I'm not certain who was the original owner of the pocket watch. I think it belonged to Kimberly Berry, my grandfather, but it may have been my my father's. When Dad died in 2000 it is one of the many things that came home with me. Maybe my nephew or one of my grandson's will be interested in having it one day. I should get it in to jeweler to be opened to see just how old it is. Waltham stopped making watches in the 1950's. Since it has a 24 hour face it seems likely that it was Dad's, either from his Navy days or time working for the railroad. There were watches made for the Canadian railroad so there is a slight possibility that it belonged to my great-grandfather, James Kelly.

I have actually worn both of the ladies pendant's. The older, smaller one belonged to my great-grandmother, Charlotte Hollington Berry Sanders. She was always called Lottie. This watch is very special to me because I was named for her. My father was named for her second husband, Harvey Harry Sanders although he always went by Harry. Grandpa Harry raised my grandfather and uncle after their father died and is the man I think of when referring to my great-grandfather. My actual great-grandfather, Joseph Berry, died in 1903. I also have the ring that Joseph gave Charlotte in 1893 that I do wear occasionally. When I damaged the ring I decided not to take any risks with the watch so I bought the other pendant to wear instead. It as no real or historical value and since it isn't worth fixing I should probably put it in the toy box for the girls to play with.


Miriam Robbins said...

These are beautiful, Apple!

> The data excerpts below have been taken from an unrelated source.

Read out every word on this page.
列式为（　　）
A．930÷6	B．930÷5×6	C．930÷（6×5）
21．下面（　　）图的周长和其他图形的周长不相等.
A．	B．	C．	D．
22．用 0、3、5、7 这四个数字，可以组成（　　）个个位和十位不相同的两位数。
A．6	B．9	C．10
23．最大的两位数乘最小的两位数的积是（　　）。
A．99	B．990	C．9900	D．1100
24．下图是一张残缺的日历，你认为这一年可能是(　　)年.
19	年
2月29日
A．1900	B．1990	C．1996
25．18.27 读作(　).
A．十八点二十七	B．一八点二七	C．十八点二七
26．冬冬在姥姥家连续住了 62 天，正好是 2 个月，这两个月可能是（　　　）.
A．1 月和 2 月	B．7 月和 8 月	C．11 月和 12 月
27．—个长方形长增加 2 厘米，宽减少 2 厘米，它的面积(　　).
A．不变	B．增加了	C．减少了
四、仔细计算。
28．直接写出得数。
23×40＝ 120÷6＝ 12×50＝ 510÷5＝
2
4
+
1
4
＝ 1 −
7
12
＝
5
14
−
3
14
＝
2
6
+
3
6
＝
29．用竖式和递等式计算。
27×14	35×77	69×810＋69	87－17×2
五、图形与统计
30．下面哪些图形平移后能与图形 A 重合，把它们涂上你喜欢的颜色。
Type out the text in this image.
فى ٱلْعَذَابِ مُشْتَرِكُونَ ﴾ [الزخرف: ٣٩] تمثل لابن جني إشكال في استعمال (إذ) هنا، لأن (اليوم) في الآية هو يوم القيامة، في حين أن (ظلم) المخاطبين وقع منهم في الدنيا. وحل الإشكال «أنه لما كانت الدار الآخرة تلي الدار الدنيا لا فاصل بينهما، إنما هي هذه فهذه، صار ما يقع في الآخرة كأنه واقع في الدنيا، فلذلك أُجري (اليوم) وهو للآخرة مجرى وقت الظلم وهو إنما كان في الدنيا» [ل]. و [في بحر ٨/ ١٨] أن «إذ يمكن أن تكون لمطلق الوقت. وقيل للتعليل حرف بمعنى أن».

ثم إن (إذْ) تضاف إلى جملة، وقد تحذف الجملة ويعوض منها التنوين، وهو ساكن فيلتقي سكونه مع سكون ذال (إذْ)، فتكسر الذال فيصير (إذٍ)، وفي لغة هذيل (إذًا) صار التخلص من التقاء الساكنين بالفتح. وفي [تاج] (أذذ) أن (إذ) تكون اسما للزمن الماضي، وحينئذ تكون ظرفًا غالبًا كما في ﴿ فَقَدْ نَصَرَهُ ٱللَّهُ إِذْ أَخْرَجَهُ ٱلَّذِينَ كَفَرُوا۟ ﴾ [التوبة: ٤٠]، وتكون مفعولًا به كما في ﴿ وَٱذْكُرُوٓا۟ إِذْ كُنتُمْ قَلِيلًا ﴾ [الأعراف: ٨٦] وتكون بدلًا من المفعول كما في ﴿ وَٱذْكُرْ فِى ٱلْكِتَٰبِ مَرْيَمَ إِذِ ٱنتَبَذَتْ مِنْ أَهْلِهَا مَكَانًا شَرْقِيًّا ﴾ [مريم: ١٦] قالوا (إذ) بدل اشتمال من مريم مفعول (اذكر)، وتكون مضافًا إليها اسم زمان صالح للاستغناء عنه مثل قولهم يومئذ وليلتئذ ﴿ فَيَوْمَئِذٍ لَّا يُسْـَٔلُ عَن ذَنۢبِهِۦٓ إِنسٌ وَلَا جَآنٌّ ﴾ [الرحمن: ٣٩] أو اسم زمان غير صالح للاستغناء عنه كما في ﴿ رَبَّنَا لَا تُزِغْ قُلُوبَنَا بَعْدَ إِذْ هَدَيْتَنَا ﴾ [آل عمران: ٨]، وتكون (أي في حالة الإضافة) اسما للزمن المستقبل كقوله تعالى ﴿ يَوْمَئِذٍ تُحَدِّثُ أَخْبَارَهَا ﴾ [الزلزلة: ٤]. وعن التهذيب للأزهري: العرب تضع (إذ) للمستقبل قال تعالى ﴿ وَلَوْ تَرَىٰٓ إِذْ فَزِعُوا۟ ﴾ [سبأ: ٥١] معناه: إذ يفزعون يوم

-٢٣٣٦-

You've inspired me to write something for the Cabinet of Curiosities.

Janice said...


You really should take the time to "tag" each of those time pieces, identifying where they came from. I just completed that project recently, and donated one of them to a local historical society.

I enjoyed your story...


Thomas MacEntee said...


These are wonderful timepieces! This past summer I was able to go through similar pieces that my great-grandmother owned.

I also found a chatelaine purse that she would carry for fancy parties. It was a thin gold box like a cigarette box, with her initials on the front. Suspended from a chain handle, when opened it had a small mirror, an area to hold coins, a small square door for blush powder, and an ivory tablet and pencil.

Grandma said that as a young girl, when she went to a dance, she would write down the names of boys who asked her to dance on the tablet - hence, her "dance card." Full all the time - she was a looker at 6 feet tall and striking auburn hair!